Cash in on the Next Big Wealth Trend

“Unlimited economic growth has the marvelous quality of stilling discontent while maintaining privilege, a fact that has not gone unnoticed among liberal economists.” – Noam Chomsky

If you had invested $10,000 in the U.S. economy 50 years ago, you’d be worth about 10 million dollars today. Maybe more. As compared with every other market in the world, the U.S. economy has been superb — both in terms of overall growth and profits returned to corporate shareholders.

Most U.S. investors, even those who’ve seen a considerable part of their savings disappear since the Internet bubble burst, are still committed to U.S. stocks. And we’d all like to believe that the U.S. economy will continue to outperform all others and continue to provide us with the wealth-building opportunities that growth offers.

And it may. But the big chance for becoming wealthy in the next 20 to 50 years will not go to backward-glancers. The millionaires and billionaires of tomorrow will be people who recognize certain incontrovertible facts:

  • Stocks in the United States, at P/E ratios of about 24, are expensive.
  • U.S. savings, at the average rate of 2.3%, are abysmal.
  • The dollar is falling and may continue to do so.
  • Baby boomers — the single biggest slice of the U.S. population — are fast changing from wealth producers to wealth consumers.
  • Europe has most of the same problems, not to mention the additional strain of an increasingly expensive social-welfare system and the enormous costs of adding second-tier economies to the European market.

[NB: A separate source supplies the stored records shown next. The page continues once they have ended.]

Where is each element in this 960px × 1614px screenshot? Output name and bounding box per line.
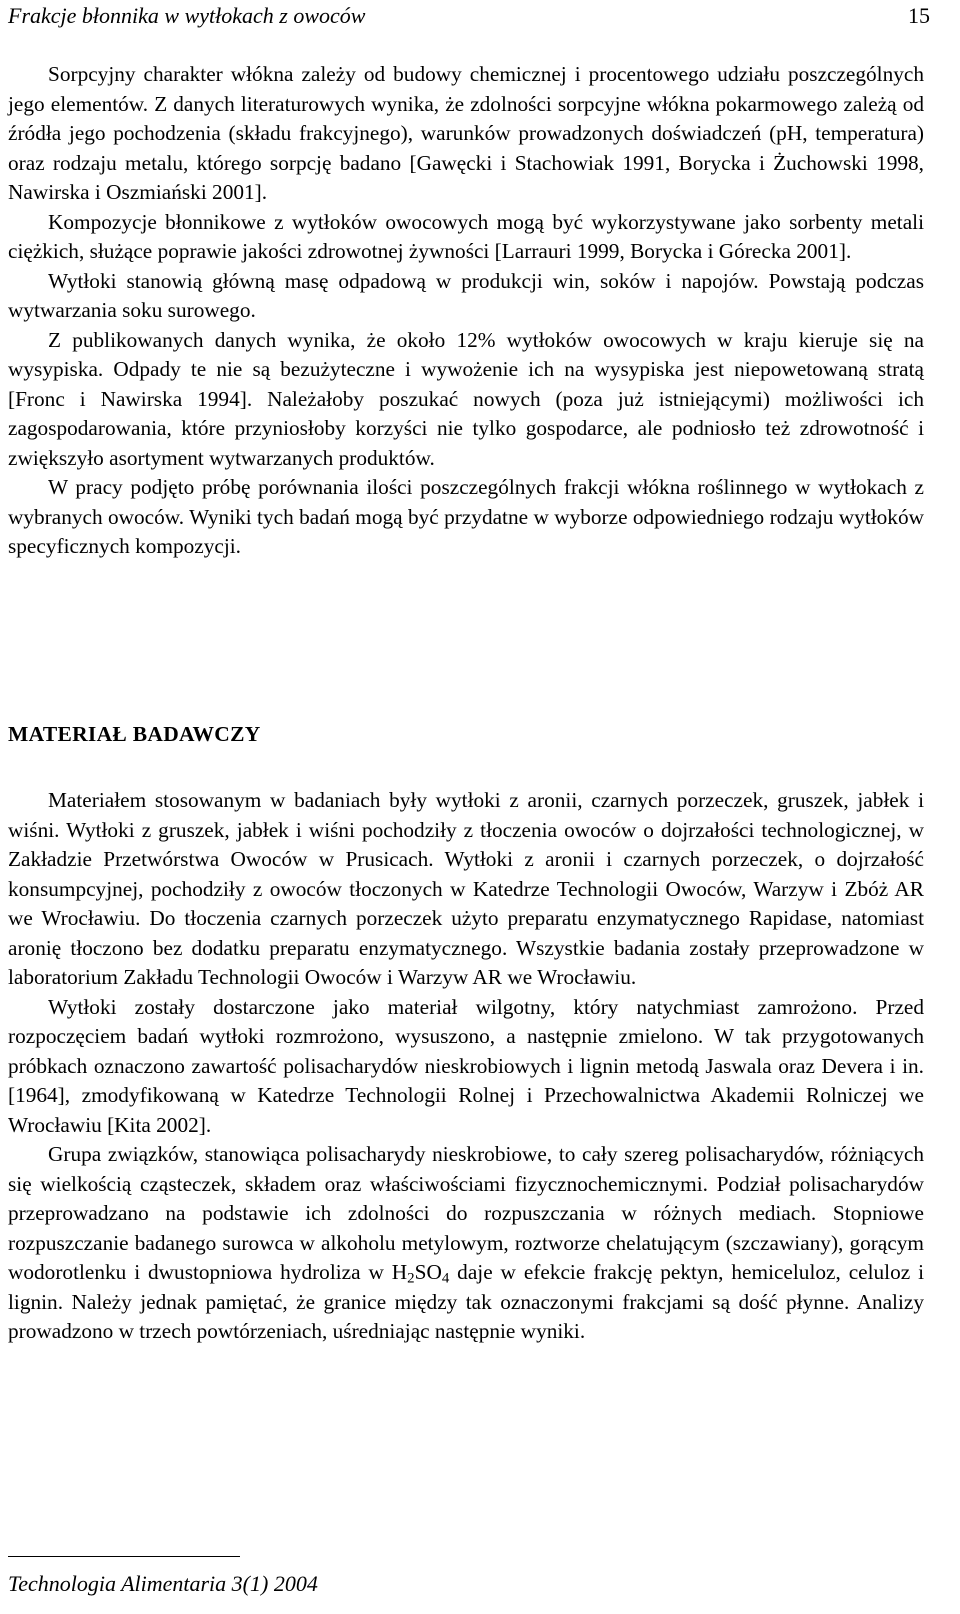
paragraph: Materiałem stosowanym w badaniach były wytłoki z aronii, czarnych porzeczek, gruszek, jabłek i wiśni. Wytłoki z gruszek, jabłek i wiśni pochodziły z tłoczenia owoców o dojrzałości technologicznej, w Zakładzie Przetwórstwa Owoców w Prusicach. Wytłoki z aronii i czarnych porzeczek, o dojrzałość konsumpcyjnej, pochodziły z owoców tłoczonych w Katedrze Technologii Owoców, Warzyw i Zbóż AR we Wrocławiu. Do tłoczenia czarnych porzeczek użyto preparatu enzymatycznego Rapidase, natomiast aronię tłoczono bez dodatku preparatu enzymatycznego. Wszystkie badania zostały przeprowadzone w laboratorium Zakładu Technologii Owoców i Warzyw AR we Wrocławiu. [8, 788, 924, 989]
page-number: 15 [908, 3, 930, 28]
paragraph-with-formula [8, 1140, 924, 1347]
text-run: Grupa związków, stanowiąca polisacharydy nieskrobiowe, to cały szereg polisacharydów, różniących się wielkością cząsteczek, składem oraz właściwościami fizycznochemicznymi. Podział polisacharydów przeprowadzano na podstawie ich zdolności do rozpuszczania w różnych mediach. Stopniowe rozpuszczanie badanego surowca w alkoholu metylowym, roztworze chelatującym (szczawiany), gorącym wodorotlenku i dwustopniowa hydroliza w H [8, 1142, 924, 1284]
text-run: daje w efekcie frakcję pektyn, hemiceluloz, celuloz i lignin. Należy jednak pamiętać, że granice między tak oznaczonymi frakcjami są dość płynne. Analizy prowadzono w trzech powtórzeniach, uśredniając następnie wyniki. [8, 1260, 925, 1343]
paragraph: Kompozycje błonnikowe z wytłoków owocowych mogą być wykorzystywane jako sorbenty metali ciężkich, służące poprawie jakości zdrowotnej żywności [Larrauri 1999, Borycka i Górecka 2001]. [8, 209, 924, 263]
section-heading: MATERIAŁ BADAWCZY [8, 722, 261, 746]
paragraph: Sorpcyjny charakter włókna zależy od budowy chemicznej i procentowego udziału poszczególnych jego elementów. Z danych literaturowych wynika, że zdolności sorpcyjne włókna pokarmowego zależą od źródła jego pochodzenia (składu frakcyjnego), warunków prowadzonych doświadczeń (pH, temperatura) oraz rodzaju metalu, którego sorpcję badano [Gawęcki i Stachowiak 1991, Borycka i Żuchowski 1998, Nawirska i Oszmiański 2001]. [8, 62, 924, 204]
paragraph: Wytłoki stanowią główną masę odpadową w produkcji win, soków i napojów. Powstają podczas wytwarzania soku surowego. [8, 268, 924, 322]
journal-footer: Technologia Alimentaria 3(1) 2004 [8, 1571, 318, 1596]
introduction-text [8, 60, 924, 562]
running-header [8, 2, 930, 30]
paragraph: Wytłoki zostały dostarczone jako materiał wilgotny, który natychmiast zamrożono. Przed rozpoczęciem badań wytłoki rozmrożono, wysuszono, a następnie zmielono. W tak przygotowanych próbkach oznaczono zawartość polisacharydów nieskrobiowych i lignin metodą Jaswala oraz Devera i in. [1964], zmodyfikowaną w Katedrze Technologii Rolnej i Przechowalnictwa Akademii Rolniczej we Wrocławiu [Kita 2002]. [8, 994, 924, 1137]
running-title: Frakcje błonnika w wytłokach z owoców [8, 3, 366, 28]
paragraph: Z publikowanych danych wynika, że około 12% wytłoków owocowych w kraju kieruje się na wysypiska. Odpady te nie są bezużyteczne i wywożenie ich na wysypiska jest niepowetowaną stratą [Fronc i Nawirska 1994]. Należałoby poszukać nowych (poza już istniejącymi) możliwości ich zagospodarowania, które przyniosłoby korzyści nie tylko gospodarce, ale podniosło też zdrowotność i zwiększyło asortyment wytwarzanych produktów. [8, 327, 924, 470]
section-text [8, 786, 924, 1347]
subscript: 2 [407, 1270, 415, 1287]
text-run: SO [414, 1260, 442, 1284]
subscript: 4 [441, 1270, 450, 1287]
paragraph: W pracy podjęto próbę porównania ilości poszczególnych frakcji włókna roślinnego w wytłokach z wybranych owoców. Wyniki tych badań mogą być przydatne w wyborze odpowiedniego rodzaju wytłoków specyficznych kompozycji. [8, 475, 924, 558]
footer-divider [8, 1556, 240, 1557]
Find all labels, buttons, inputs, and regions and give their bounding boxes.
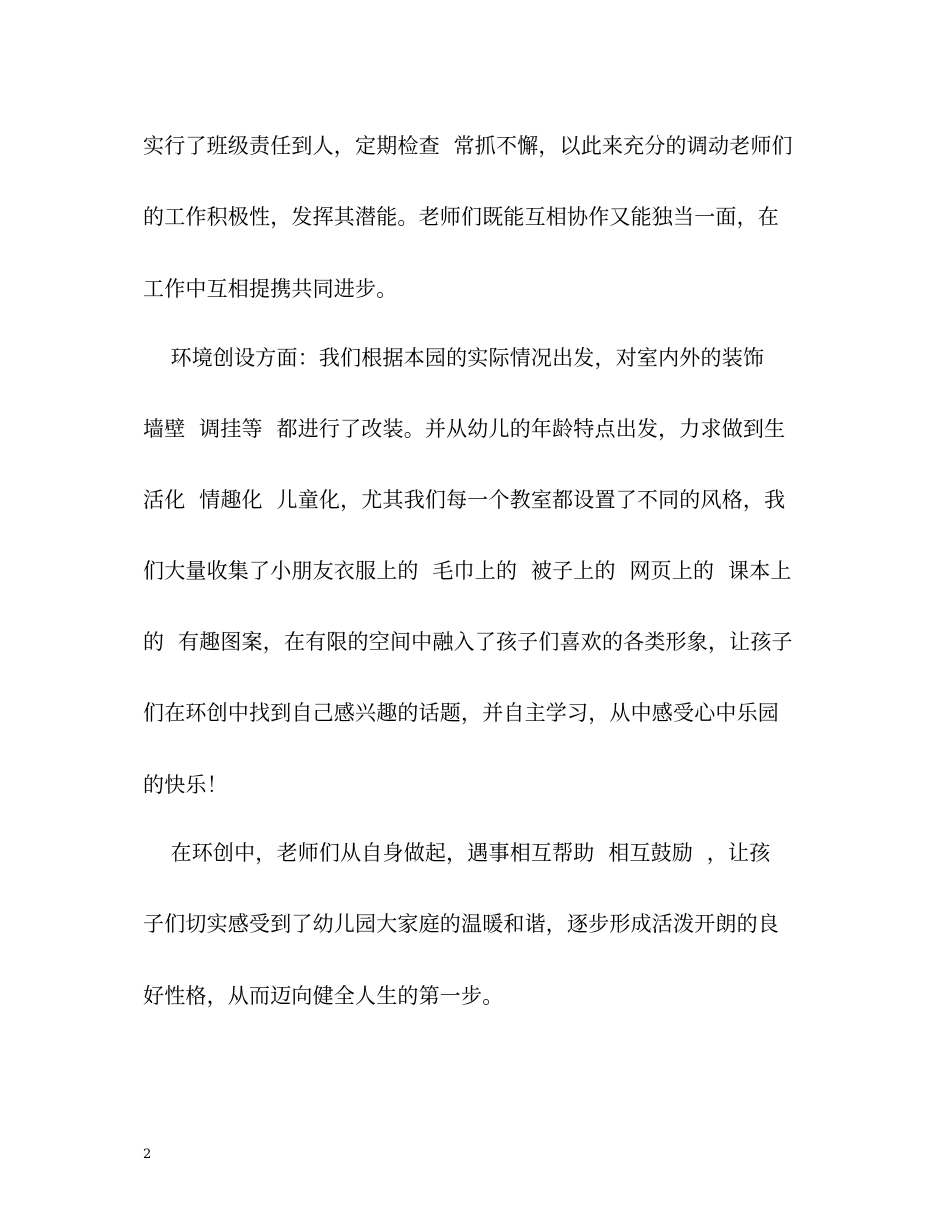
paragraph-1-line-1: 实行了班级责任到人，定期检查 常抓不懈，以此来充分的调动老师们 xyxy=(143,134,793,158)
paragraph-2-line-7: 的快乐！ xyxy=(143,773,228,797)
paragraph-2-line-4: 们大量收集了小朋友衣服上的 毛巾上的 被子上的 网页上的 课本上 xyxy=(143,559,792,583)
paragraph-3-line-2: 子们切实感受到了幼儿园大家庭的温暖和谐，逐步形成活泼开朗的良 xyxy=(143,912,779,936)
paragraph-3-line-3: 好性格，从而迈向健全人生的第一步。 xyxy=(143,984,504,1008)
paragraph-2-line-6: 们在环创中找到自己感兴趣的话题，并自主学习，从中感受心中乐园 xyxy=(143,701,779,725)
paragraph-1-line-2: 的工作积极性，发挥其潜能。老师们既能互相协作又能独当一面，在 xyxy=(143,205,779,229)
paragraph-2-line-2: 墙壁 调挂等 都进行了改装。并从幼儿的年龄特点出发，力求做到生 xyxy=(143,417,786,441)
page-number: 2 xyxy=(143,1147,152,1162)
paragraph-3-line-1: 在环创中，老师们从自身做起，遇事相互帮助 相互鼓励 ，让孩 xyxy=(143,841,771,865)
paragraph-1-line-3: 工作中互相提携共同进步。 xyxy=(143,277,398,301)
paragraph-2-line-5: 的 有趣图案，在有限的空间中融入了孩子们喜欢的各类形象，让孩子 xyxy=(143,630,793,654)
paragraph-2-line-3: 活化 情趣化 儿童化，尤其我们每一个教室都设置了不同的风格，我 xyxy=(143,488,786,512)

Russia is in turmoil.
  • Latin America is a mess. Canada, a relatively small economy, is weighed down by the U.S.

So what is left? Asia.

Consider these facts:

  • Asian stocks are fairly valued at a P/E ratio of about 15.
  • Asia has an astonishingly high 40% savings rate.
  • Asian currencies, including the Korean won, Indonesian ruplah, and Thai baht, are all in strong up-trends vs. the dollar.
  • Only a fraction of Asians are moving into retirement.

According to many of the experts I read, Asia offers the same opportunities today that the U.S. did back in the 1960s, 1970s, and early 1980s. It has already surpassed the U.S. and Europe as the largest economy in the world. And it has, in addition to its monster demographics, strong currencies, and high savings rate, a gigantic pent-up demand for goods.

Because it’s so big, China is usually cited as the primary country for capitalizing on the Asia boom. But there is plenty of reason to believe that India will be the real superpower, at least in the short run.

India’s major resource is its population, with a middle class as big as that in the United States (more than 200 million) and almost twice as many college graduates as we have. Right now, computer programmers in India make $12,000 a year, one-sixth of what their American counterparts make, but, according to a recent report in The New York Times, that number is growing. A gradually increasing wage scale that is still very competitive in an interconnected world offers great employment opportunities in India, not just for those with “exported” jobs but for all those who service the middle class.

Asia has a large, fast-growing economy. In fact, it’s larger than you might guess if you were to rely only on official U.S. government statistics that put China’s economy at $1.1 trillion and India’s at $500 billion.

Those numbers fail to take into account the fact that the production of commodities (such as cereals, fruits, vegetables, grains, zinc, tin, lead, cotton, wool, and coal) in Asia is so high — and the prices are so low.

If you adjust for these factors, you get a very different measurement. According to Wall Street Winners (, Asia’s gross domestic product, based on purchasing-power parity, is $14 trillion — 46% larger than the U.S.’s adjusted GDP of $9.6 million.

A friend of mine, TG, is leaving for Prague next week. He’s hooking up with a buddy who has a growing business importing Chinese bronzes into Europe. Another friend, MB, has been knocking off name-brand furniture and selling it in High Point, North Carolina (the self-proclaimed “Home Furnishings Capital of the World”). He tells me that a piece of furniture that costs $2,000 to manufacture in England can be copied in Asia and delivered to the States for $500. “I undercut my competitors by half and still make three to four times more on each piece,” he says.

A third friend, AG, has been selling U.S. products into the Asian market for almost 20 years. He struggled for the first six or seven years, eked out a respectable living for the next six or seven, and is now enjoying the best results ever. “I’m onto some really big deals,” he told me recently. “Next time we talk, I might be richer than you.”

The Asian labor force, both the educated and the uneducated, will play an increasingly greater role in the world economy in the next 20 to 50 years. But so will Asian commodities and Asian consumption. And as the world becomes more interconnected, the sheer size of Asia may become an irresistible force.